Russian painter, graphic artist and stage designer. As a child he lived in St Petersburg, but he made frequent trips abroad. In 1874 he travelled to Paris with his mother and frequented the studio of the Russian Realist painter, Ilya Repin. In 1875 the art patron Savva Mamontov invited Serov and his mother to settle at Abramtsevo outside Moscow, where he again had the opportunity to study under Repin and to meet other artists in the Mamontov circle. The Symbolist paintings of Mikhail Vrubel' and the late Impressionist landscapes and figure studies of Konstantin Korovin he saw at Abramtsevo had a lasting influence on the young Serov.
From 1880 to 1885 he studied at the Academy of Art, St Petersburg, under Pavel Chistyakov (1832-1919). During the 1880s Serov also travelled abroad and became aware of French Impressionism. He began to use bright colours in portraits of figures seen in dappled sunlight and shade, as in his portrait of Vera Mamontov, Girl with Peaches (1887) and a portrait of Mariya Simonovich, Girl in Sunlight (1888; both Moscow, Tretyakov Gallery). Russians were so unfamiliar with French Impressionism at this time that when Pavel Tretyakov immediately bought the Girl in Sunlight one of the older Realist artists complained that he was 'infecting [his] gallery with syphilis'.

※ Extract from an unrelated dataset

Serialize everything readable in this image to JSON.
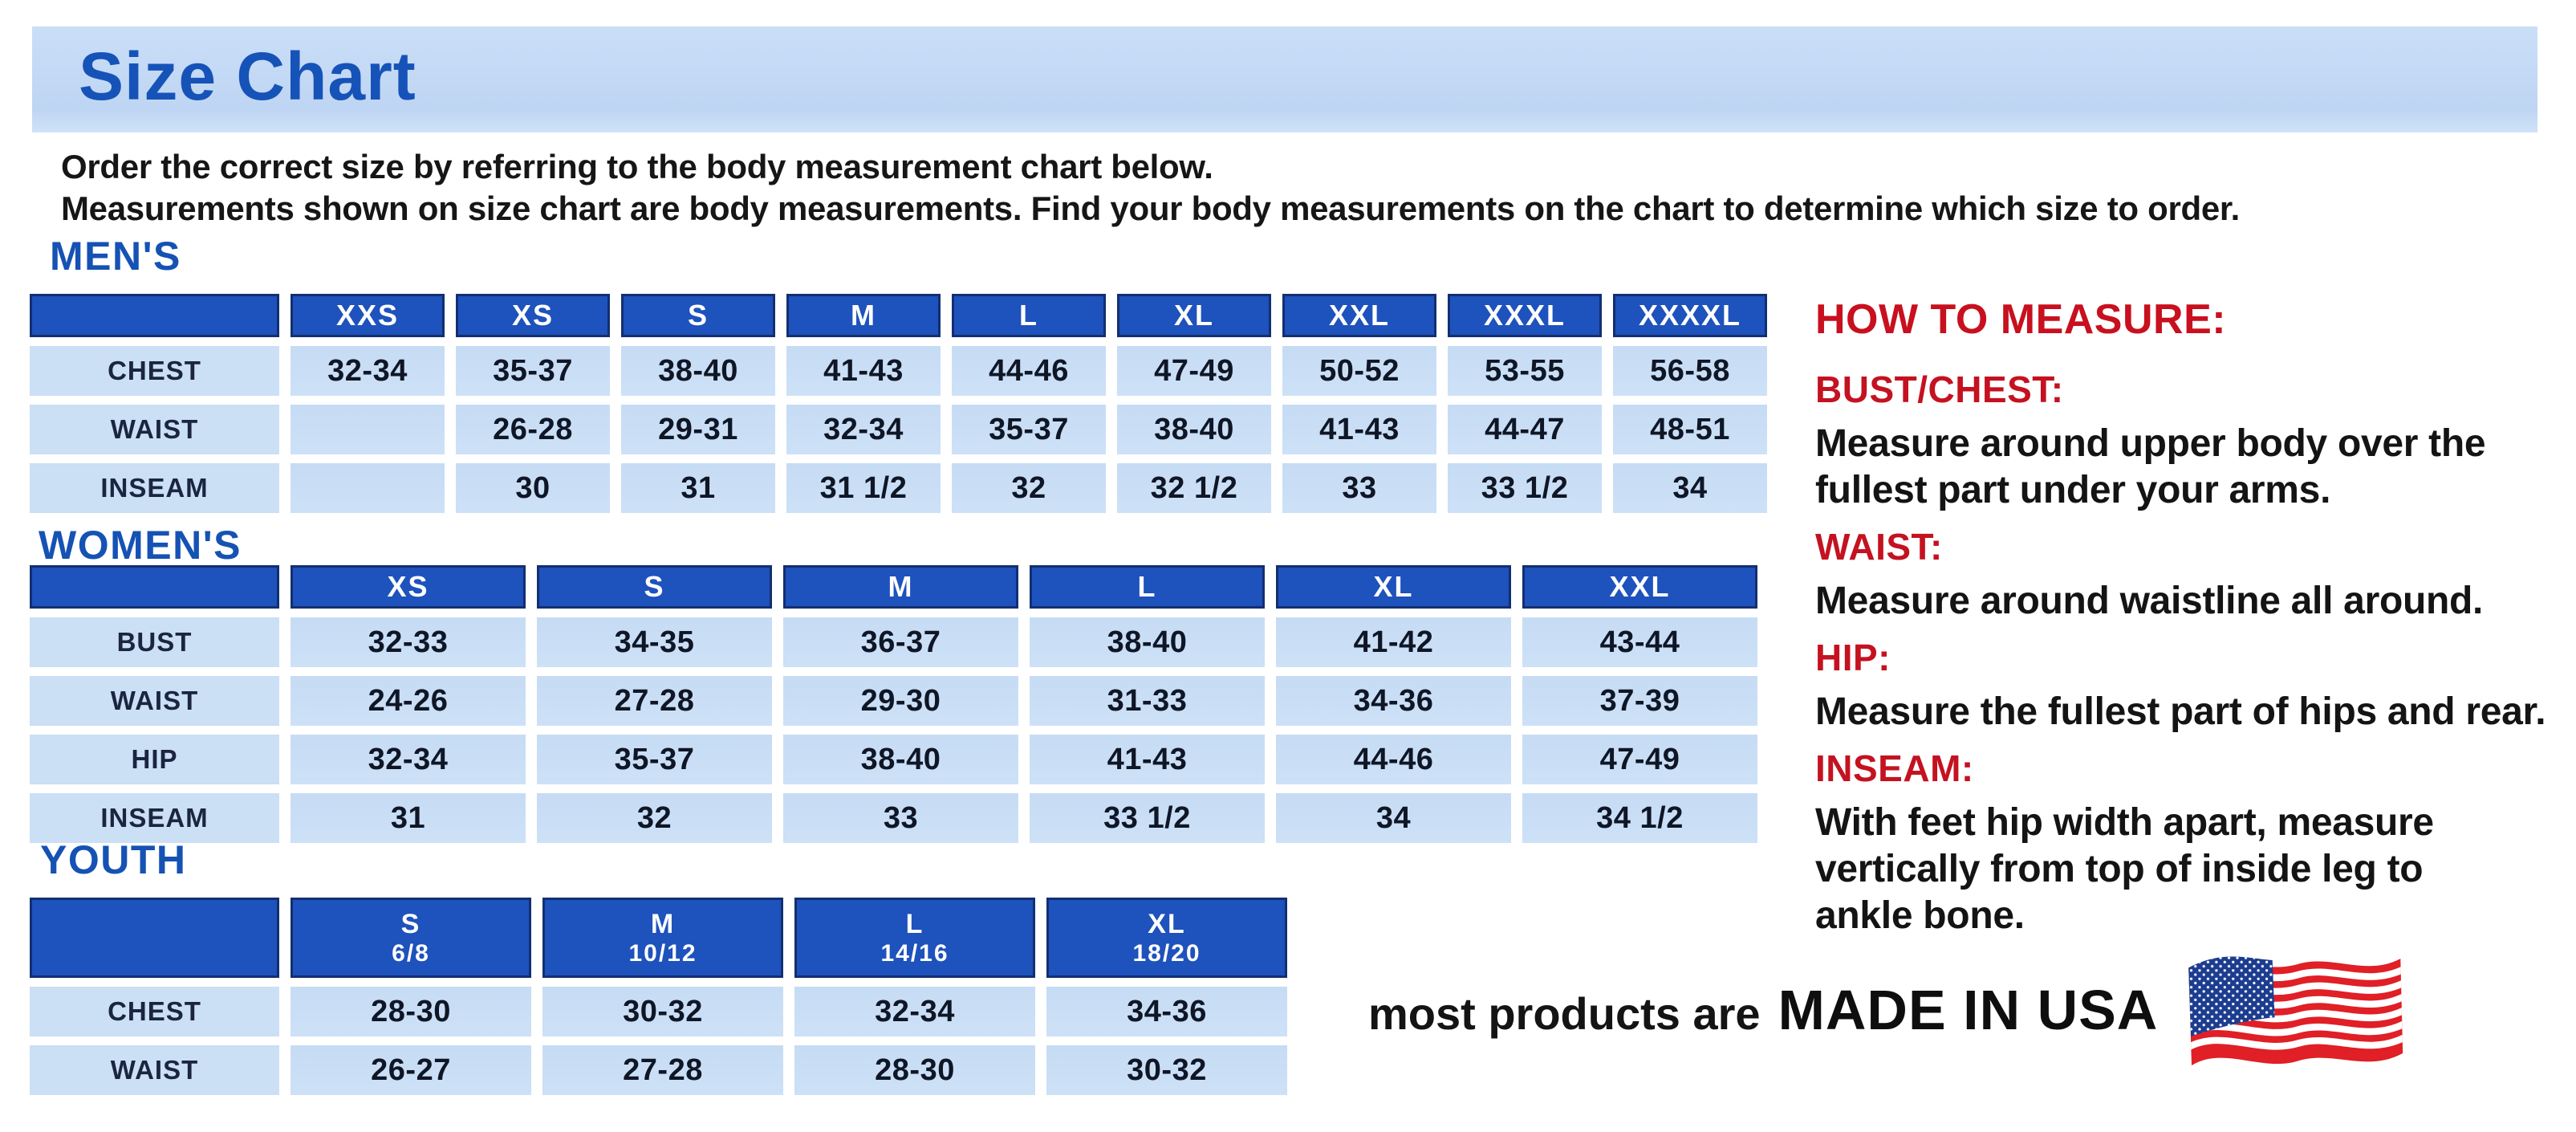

From 1890 onwards, the portrait became the basic genre in Serov's art. He establish himself as one of the leading Russian artists, painting most of the leading personalities of his time, and in 1897 was appointed official portrait-painter to the czar.
At the turn of the century, Serov was at a stylistic turning point: features of Impressionism disappeared from his work, and his modernistic style developed, but the characteristic truthful and realistic comprehension of the nature of his subjects remained constant.
Serov's work is mainly in the Russian Museum, St. Petersburg, and the Tretyakov Gallery, Moscow.